Saturday, June 18, 2011

Bracing For The Inevitable...

I've been going through old pictures and writing the info on the back of them before I forget. It's been more bitter than sweet, to say the very least. I see all of the things that were captured on film, and I watch in horror as one component after another fades from view. People, places, things...all of them vanishing before my eyes like dinosaurs vanishing from the Earth...erased as if they'd never existed. It's terrifying.

It makes me question my very existence...I feel so detached, so out of place now that my parents are dead. I have absolutely nothing to show for my life...no husband, no children, no career. Just an illness that isolates me when I need people the most, and memories that conjure up horrific dreams and crippling grief. I have curled up in a ball and am just waiting for the day when they come for the house...until they come and take every last piece that I have left of my family away from me...

I look at the pictures of me as a little girl and I think...'What a waste. All of the things that you could have been, and this is what you've been reduced to...a mentally-ill, childless spinster who will never know love'. I know without a shadow of a doubt that if I had not been subjected to the daily violence and cruelty that has been the staple of my life thus far that I would have been a very different woman indeed. All of the hopes and dreams that little girl had have been crushed beyond repair, dashed against the jagged rocks of reality. What do you do when you realize your whole existence has been pointless...when you realize that no one will ever need you or love you again? No one...ever...

I have a story to tell...but what good does it do when there's never anybody around to hear it? I know I'm a good writer, but sending stuff into the great gaping maw of cyberspace where it's immediately sucked into a void and never seen by anyone isn't going to help. I am not cooking my way through Julia Child's cookbook. I am trying like hell to find a reason to keep on living, to find a purpose. I thought writing was it, but I see that I'm sadly mistaken. There are too many other people out there that are so much better at it than me. I disappear in a sea of trillions before anyone can see how good I really am.

Oh well, back to writing info on the pictures. At least when I'm dead and gone, people will know who or what is in them.







 

Wednesday, June 8, 2011

Sometimes...It Doesn't Pay To Ask For Help...

Last summer, I was ecstatic to get a reporter interested in doing a story about Mom and me. The purpose of this venture was to get help...help to clear the clutter out of our house...help to clean it, fix it up and make it handicap accessible so that Mom could come home again.
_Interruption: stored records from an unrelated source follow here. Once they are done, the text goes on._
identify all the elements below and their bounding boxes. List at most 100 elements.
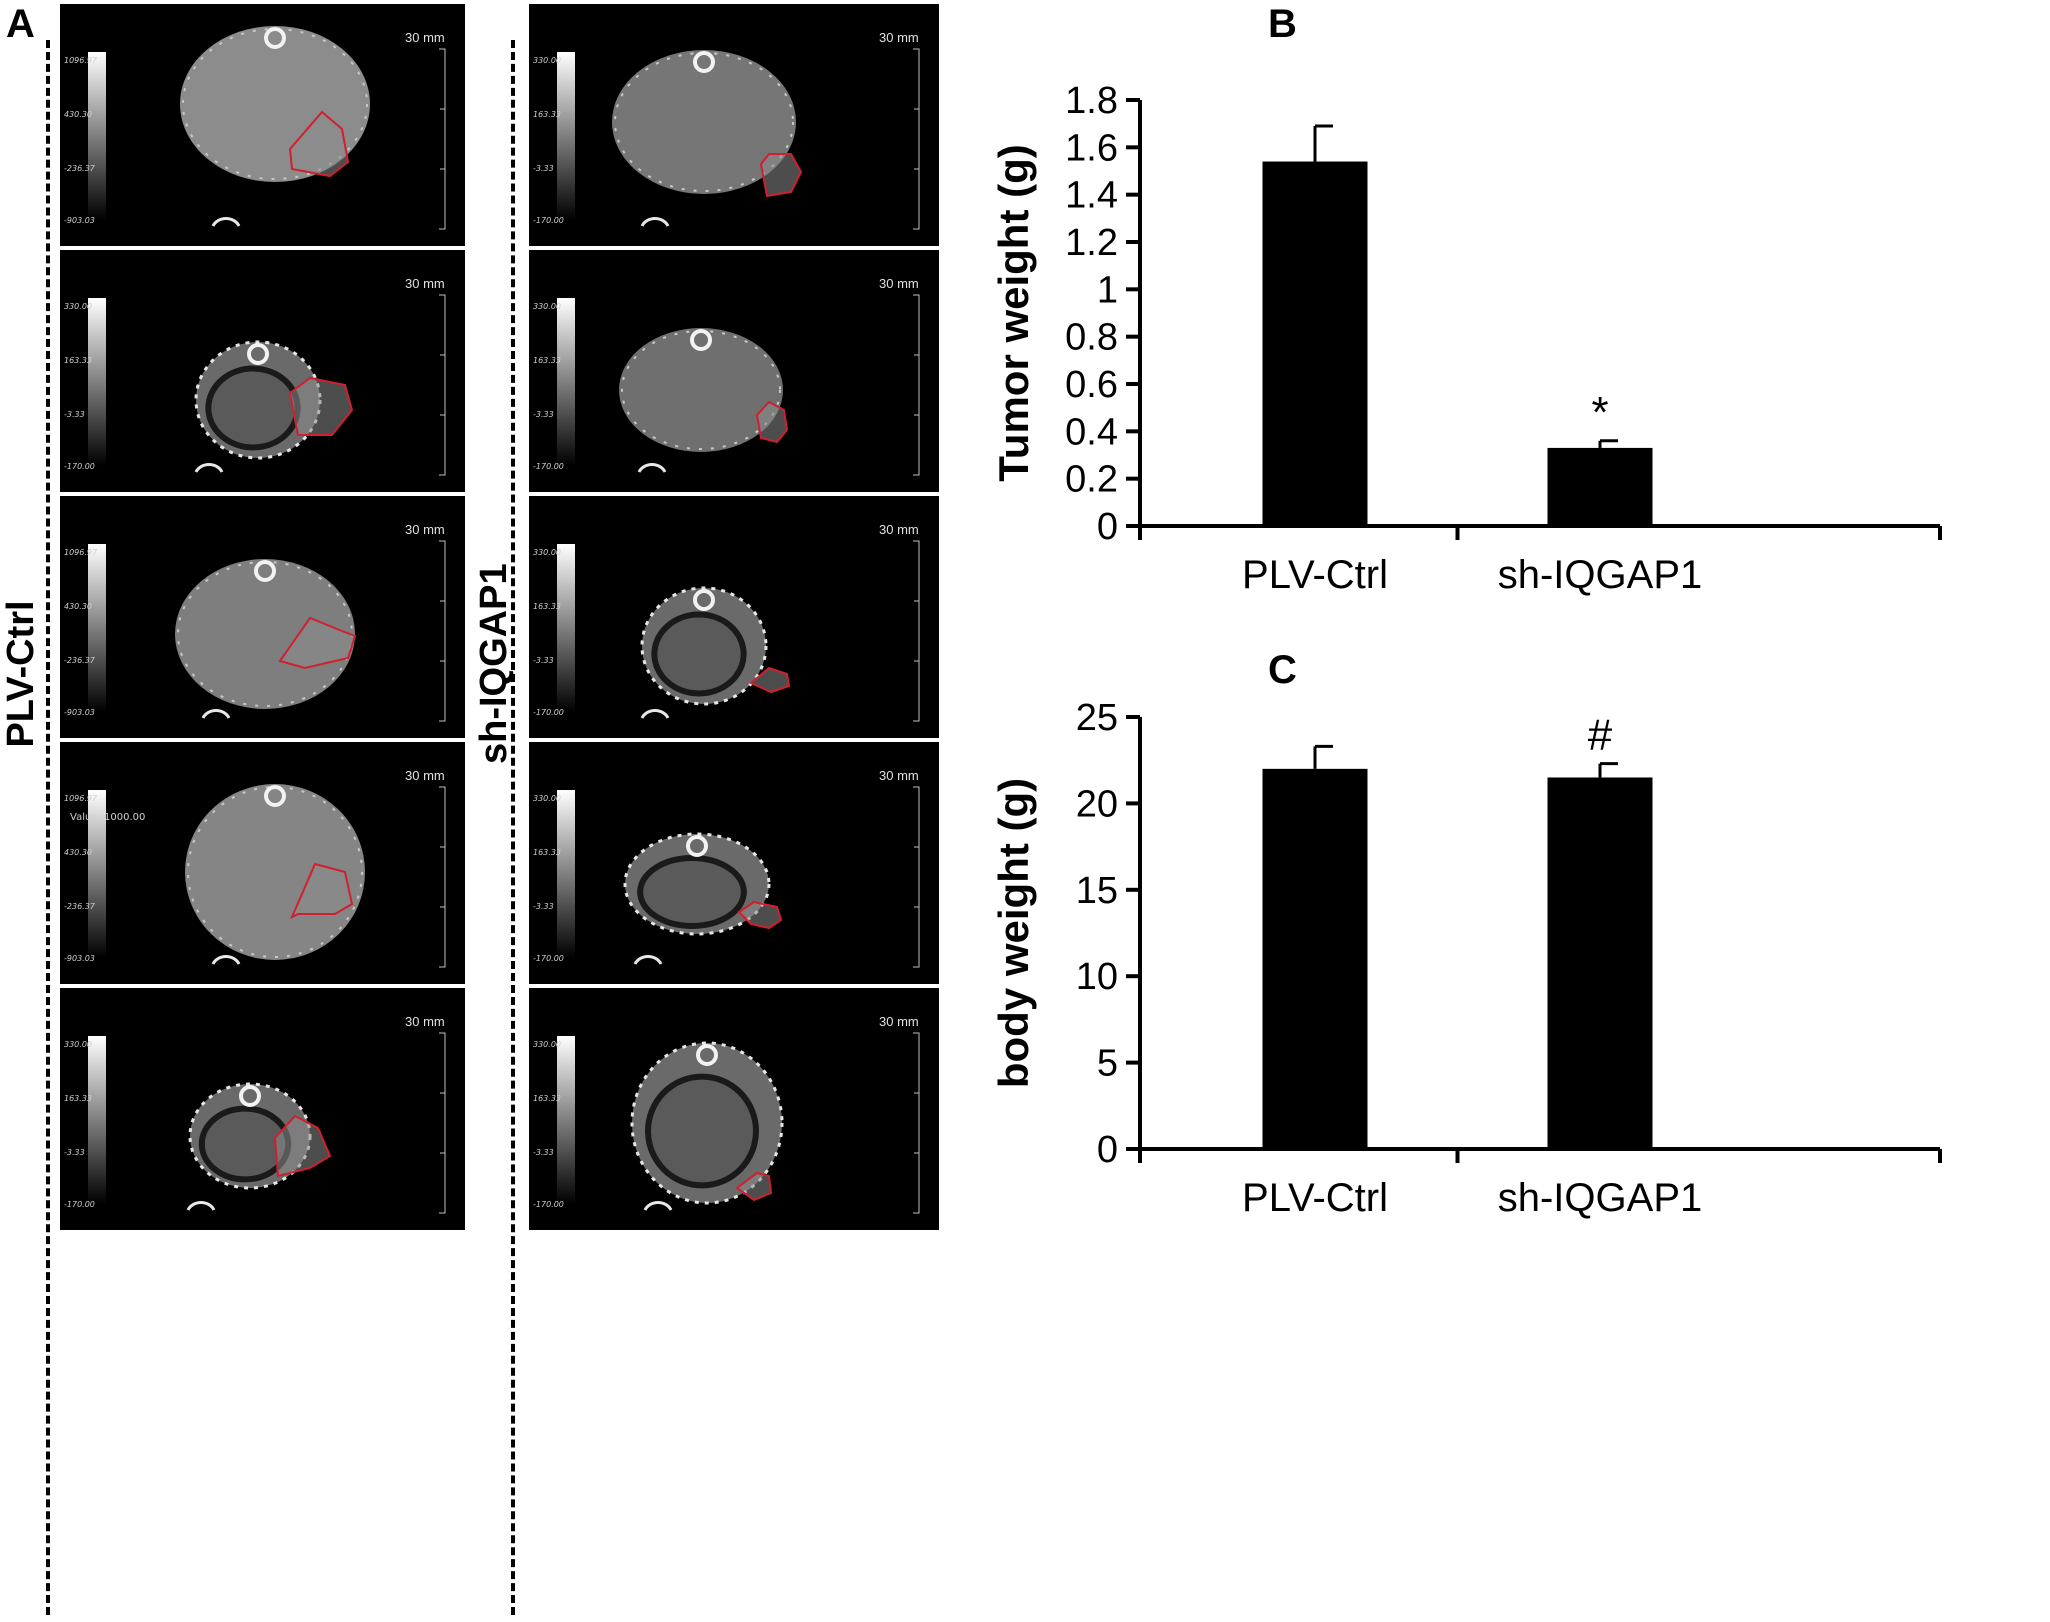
scale-bracket xyxy=(439,1032,446,1214)
scanner-bed-arc xyxy=(201,709,231,719)
scale-label: 30 mm xyxy=(405,276,445,291)
colorbar xyxy=(557,544,575,712)
ct-scan-drawing xyxy=(557,294,920,476)
scanner-bed-arc xyxy=(211,217,241,227)
category-label: sh-IQGAP1 xyxy=(1498,1176,1703,1220)
y-axis-label: body weight (g) xyxy=(990,778,1037,1088)
colorbar-tick-label: 163.33 xyxy=(533,1094,561,1103)
colorbar-tick-label: 163.33 xyxy=(64,1094,92,1103)
colorbar xyxy=(88,544,106,712)
colorbar-tick-label: -3.33 xyxy=(64,1148,85,1157)
colorbar xyxy=(88,1036,106,1204)
colorbar-tick-label: -236.37 xyxy=(64,656,95,665)
scale-bracket xyxy=(439,294,446,476)
colorbar-tick-label: -170.00 xyxy=(533,1200,564,1209)
scale-bracket xyxy=(913,48,920,230)
colorbar-tick-label: 1096.97 xyxy=(64,548,98,557)
colorbar-tick-label: -3.33 xyxy=(64,410,85,419)
ct-image-right-5: 30 mm 330.00 163.33 -3.33 -170.00 xyxy=(529,988,939,1230)
colorbar-tick-label: -903.03 xyxy=(64,954,95,963)
scale-label: 30 mm xyxy=(879,276,919,291)
tumor-outline xyxy=(737,900,783,930)
y-axis-label: Tumor weight (g) xyxy=(990,144,1037,482)
colorbar-tick-label: -3.33 xyxy=(533,164,554,173)
ct-image-left-3: 30 mm 1096.97 430.30 -236.37 -903.03 xyxy=(60,496,465,738)
scale-label: 30 mm xyxy=(879,522,919,537)
tumor-outline xyxy=(755,400,789,444)
scale-bracket xyxy=(913,294,920,476)
y-tick-label: 0 xyxy=(1097,1129,1118,1171)
ct-scan-drawing xyxy=(557,786,920,968)
spine-vertebra xyxy=(264,27,286,49)
significance-marker: * xyxy=(1591,388,1608,437)
y-tick-label: 1.6 xyxy=(1065,127,1118,169)
ct-image-left-4: 30 mm 1096.97 430.30 -236.37 -903.03 Value: 1… xyxy=(60,742,465,984)
y-tick-label: 15 xyxy=(1076,870,1118,912)
body-cross-section xyxy=(175,559,355,709)
colorbar xyxy=(557,298,575,466)
ct-image-left-1: 30 mm 1096.97 430.30 -236.37 -903.03 xyxy=(60,4,465,246)
ct-scan-drawing xyxy=(557,1032,920,1214)
colorbar xyxy=(557,52,575,220)
scanner-bed-arc xyxy=(640,709,670,719)
colorbar-tick-label: 330.00 xyxy=(533,794,561,803)
scale-bracket xyxy=(913,540,920,722)
colorbar-tick-label: 163.33 xyxy=(64,356,92,365)
ct-image-right-3: 30 mm 330.00 163.33 -3.33 -170.00 xyxy=(529,496,939,738)
colorbar-tick-label: -903.03 xyxy=(64,216,95,225)
scale-label: 30 mm xyxy=(879,768,919,783)
value-readout: Value: 1000.00 xyxy=(70,812,146,823)
colorbar xyxy=(88,790,106,958)
colorbar-tick-label: 163.33 xyxy=(533,848,561,857)
tumor-outline xyxy=(289,862,354,920)
spine-vertebra xyxy=(696,1044,718,1066)
spine-vertebra xyxy=(239,1085,261,1107)
colorbar xyxy=(557,790,575,958)
spine-vertebra xyxy=(686,835,708,857)
colorbar xyxy=(88,52,106,220)
scale-label: 30 mm xyxy=(405,1014,445,1029)
colorbar-tick-label: -3.33 xyxy=(533,1148,554,1157)
colorbar-tick-label: -170.00 xyxy=(533,708,564,717)
ct-image-right-4: 30 mm 330.00 163.33 -3.33 -170.00 xyxy=(529,742,939,984)
colorbar-tick-label: -170.00 xyxy=(64,462,95,471)
y-tick-label: 1.8 xyxy=(1065,80,1118,122)
colorbar-tick-label: 163.33 xyxy=(533,356,561,365)
lung-cavity xyxy=(645,1073,759,1189)
spine-vertebra xyxy=(264,785,286,807)
body-cross-section xyxy=(619,328,783,452)
y-tick-label: 0.4 xyxy=(1065,411,1118,453)
body-cross-section xyxy=(612,50,796,194)
scale-bracket xyxy=(439,786,446,968)
y-tick-label: 0.8 xyxy=(1065,317,1118,359)
colorbar-tick-label: 330.00 xyxy=(533,1040,561,1049)
tumor-outline xyxy=(273,1114,332,1178)
colorbar-tick-label: 330.00 xyxy=(533,302,561,311)
tumor-outline xyxy=(749,666,791,694)
lung-cavity xyxy=(205,365,301,451)
y-tick-label: 1.2 xyxy=(1065,222,1118,264)
colorbar-tick-label: 1096.97 xyxy=(64,794,98,803)
scanner-bed-arc xyxy=(194,463,224,473)
colorbar-tick-label: -236.37 xyxy=(64,902,95,911)
y-tick-label: 0.2 xyxy=(1065,459,1118,501)
category-label: sh-IQGAP1 xyxy=(1498,553,1703,597)
ct-scan-drawing xyxy=(88,1032,446,1214)
body-cross-section xyxy=(185,784,365,960)
colorbar-tick-label: 163.33 xyxy=(533,110,561,119)
colorbar-tick-label: -3.33 xyxy=(533,656,554,665)
colorbar-tick-label: -170.00 xyxy=(533,462,564,471)
lung-cavity xyxy=(651,611,747,697)
spine-vertebra xyxy=(693,589,715,611)
panel-label-c: C xyxy=(1268,648,1297,692)
tumor-outline xyxy=(288,376,354,436)
bar-plv-ctrl xyxy=(1262,768,1368,1149)
significance-marker: # xyxy=(1588,711,1613,760)
scanner-bed-arc xyxy=(643,1201,673,1211)
colorbar-tick-label: -3.33 xyxy=(533,410,554,419)
scanner-bed-arc xyxy=(637,463,667,473)
ct-column-plv-ctrl: 30 mm 1096.97 430.30 -236.37 -903.03 30 mm 330… xyxy=(60,4,465,1618)
scale-bracket xyxy=(913,786,920,968)
colorbar-tick-label: -170.00 xyxy=(533,954,564,963)
tumor-outline xyxy=(735,1171,773,1202)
The reporter came to the house and had a talk with me. She returned with a photographer a few days later. They went with me to the nursing home where Mom was staying. Pictures were taken, and more questions were asked. Both of us were so excited...at long last, we were going to get help. I couldn't wait to see the article in the paper. When I did, my heart sank.

I was mortified to discover that the story had more than a few inconvenient holes in it. For one thing, the reporter never mentions the fact that I had carefully explained that my parents grew up during the depression. Only wealthy people had the luxury of throwing things away. I also explained that my brother and I had hoarding tendencies only because of the way we were raised, and that I don't believe we would have had these tendencies otherwise.

My depression, PTSD, anxiety and panic disorders were caused by living in an atmosphere of extreme domestic violence, running the gamut of abuse on a daily basis. The psychological abuse alone was crippling in and of itself. Add in the physical, sexual, verbal and emotional abuse, along with the bullying at school, and you wind up with an emotionally unstable individual.

I have trust issues. I do not handle stress like an adult. It does not spur me to action. It cripples me and paralyzes me with fear. I curl up in an inert ball or sleep for hours on end. I sob uncontrollably and cannot stop. I took antidepressants for eight years straight and suffered what I like to call my chemical lobotomy. My mind has never worked right since. I was forced to go on disability and am even more emotionally compromised than I was before.

Now, not only do I have the stigma of mental illness to contend with, but I have been given the very public label of hoarder as well. With the death of my beloved mother in April, I am faced with a nightmare of epic proportions that I am ill-equipped in all ways to handle. The Credit Union is trying to force me to assume her $50,000 debt or face foreclosure. Everything my family has ever owned is in this house, and I have nowhere to go with it. Not only will I lose everything, I will be on the street. 

I have already made up my mind that when the day comes for the house to be seized, it will be my last day on earth. I will not allow everything to be taken away from me. I will not allow myself to become homeless. Everybody has left it up to me to come up with a solution...there's my solution. If anyone has a better one, you need to let me know before it's too late. Make me believe that there really is hope. I need to find people who will help, including a lawyer who will help me Pro Bono.  I have about 90 days from today before I will receive the letter of intent to foreclose.

Mom said to me..."Please Becky, don't let them take my house." I promised her I would do my best. As usual, my best has fallen dismally short of the mark. I am tired of begging for help and having every plea fall on deaf ears. In this entire world, surely there must be at least one person who can do something to help. At least one...isn't there?